Тенденции к абсолютизму присутствовали и в большинстве европейских стран (впрочем, в Англии и Франции они закончились революциями XVII и XVIII веков, низвергнувшими тиранию монархов). Однако в этих странах абсолютизму противостояла более или менее сплочённая и организованная оппозиция различных общественных групп, вступающих в союз друг с другом (дворянства, церкви, «третьего сословия»). Европейский абсолютизм шёл на уступки обществу, оговаривая нерушимые права и привилегии подданных и терпел элементы парламентаризма. В России же общество не было организовано (иначе, как государством в целях сбора налогов и несения различных повинностей), а легальная общественная и политическая деятельность были строго запрещены. Монарх считался абсолютным правителем, который (как наиболее ярко показал опыт Екатерины II, Павла I и Александра I), однако, опасался двух «нелегальных», но вполне реальных «крайностей» общественной борьбы: революции крестьян «снизу» (по сценарию пугачёвщины) и дворцового переворота дворян «сверху». Между этими Сциллой и Харибдой и лавировали русские самодержцы, стараясь не доводить до последней крайности крестьян и не злить дворян (которые уже не желали ни сами быть «холопами» императора, ни лишаться своих «холопов»).
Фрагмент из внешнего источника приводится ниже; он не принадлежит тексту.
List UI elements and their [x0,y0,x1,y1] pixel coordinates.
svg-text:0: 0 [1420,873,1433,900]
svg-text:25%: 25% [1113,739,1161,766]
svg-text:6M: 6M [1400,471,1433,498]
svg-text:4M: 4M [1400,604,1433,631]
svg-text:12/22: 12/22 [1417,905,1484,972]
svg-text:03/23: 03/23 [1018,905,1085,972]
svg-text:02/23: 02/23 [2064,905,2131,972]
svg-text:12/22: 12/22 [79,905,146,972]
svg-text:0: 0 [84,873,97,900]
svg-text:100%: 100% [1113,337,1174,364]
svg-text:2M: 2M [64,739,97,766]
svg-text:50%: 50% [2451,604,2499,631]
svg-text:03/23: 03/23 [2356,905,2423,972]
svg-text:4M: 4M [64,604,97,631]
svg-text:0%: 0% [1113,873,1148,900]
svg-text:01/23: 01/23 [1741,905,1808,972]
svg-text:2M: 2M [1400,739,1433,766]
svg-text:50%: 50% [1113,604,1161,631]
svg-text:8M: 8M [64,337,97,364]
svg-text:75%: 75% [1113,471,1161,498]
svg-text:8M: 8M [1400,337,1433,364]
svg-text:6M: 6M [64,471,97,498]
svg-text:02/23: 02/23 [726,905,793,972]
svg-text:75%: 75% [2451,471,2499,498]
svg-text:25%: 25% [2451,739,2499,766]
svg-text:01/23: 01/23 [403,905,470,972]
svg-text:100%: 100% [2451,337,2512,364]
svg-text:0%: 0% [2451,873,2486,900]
Одни из императоров предпочитали в своём управлении империей опираться исключительно на ближайшее окружение и фаворитов (как Анна Иоанновна или Елизавета Петровна), другие делали ставку на личный контроль за всеми делами и использовали, прежде всего, военных и чиновников, непосредственно подчинённых их августейшим особам (как Павел I и Николай I), третьи делали определённые реверансы в сторону «общества», призывая его высказывать своё мнение, но никогда не отдавая ему реальных рычагов управления. (Как Екатерина II, созвавшая в 1767 году, а в 1768 году распустившая без видимых результатов Комиссию по выработке нового Уложения из делегатов, избранных от различных сословий (кроме крепостных), или Александр I, побуждавший дворян проявить инициативу в деле начала освобождения крестьян). Впрочем, даже в последних случаях, и императоры не желали ни с кем реально делиться властью, и общество было так слабо, разрознено, придавлено, что не посягало на их прерогативы.
Русская история до середины XIX века продолжала оставаться мрачным, жалким и унылым «театром одного актёра» – Государства. А попытки вырваться «на сцену» крестьян – в путачёвщину, или дворянских революционеров – в восстании 14 декабря 1825 года – тут же беспощадно пресекались. «Политический класс» в России сводился к узкой группе придворных сановников, высших бюрократов, гвардейских офицеров, европейских посланников и фаворитов, а «политическая жизнь» – к интригам и дворцовым переворотам. В эпоху «просвещённой» Екатерины II образование в России получали 15–20 тысяч человек ежегодно, то есть около 0,05 процента населения. Подавляющая часть народа оставалась неграмотной, бесправной и полностью отчуждённой от политики и общественной жизни, пребывая в области слухов и мифов.
Все государи – от Екатерины I (1725–1727) до Елизаветы Петровны (1741–1761) включительно, сами не управляли, предоставляя, это своим фаворитам, «временщикам».
Фаворитизм расцвёл в России пышным цветом. Меншиков при Екатерине I, Долгорукие при Петре II, Бирон и Миних при Анне Иоанновне, Шувалов, Бестужев и Разумовский при Елизавете Петровне, братья Орловы и Потёмкин при Екатерине II, Сперанский и Аракчеев при Александре I, сменяя друг друга, управляли Россией, нередко отодвигая на задний план царствующих особ и отправляясь друг за другом в ссылку, а то и на плаху.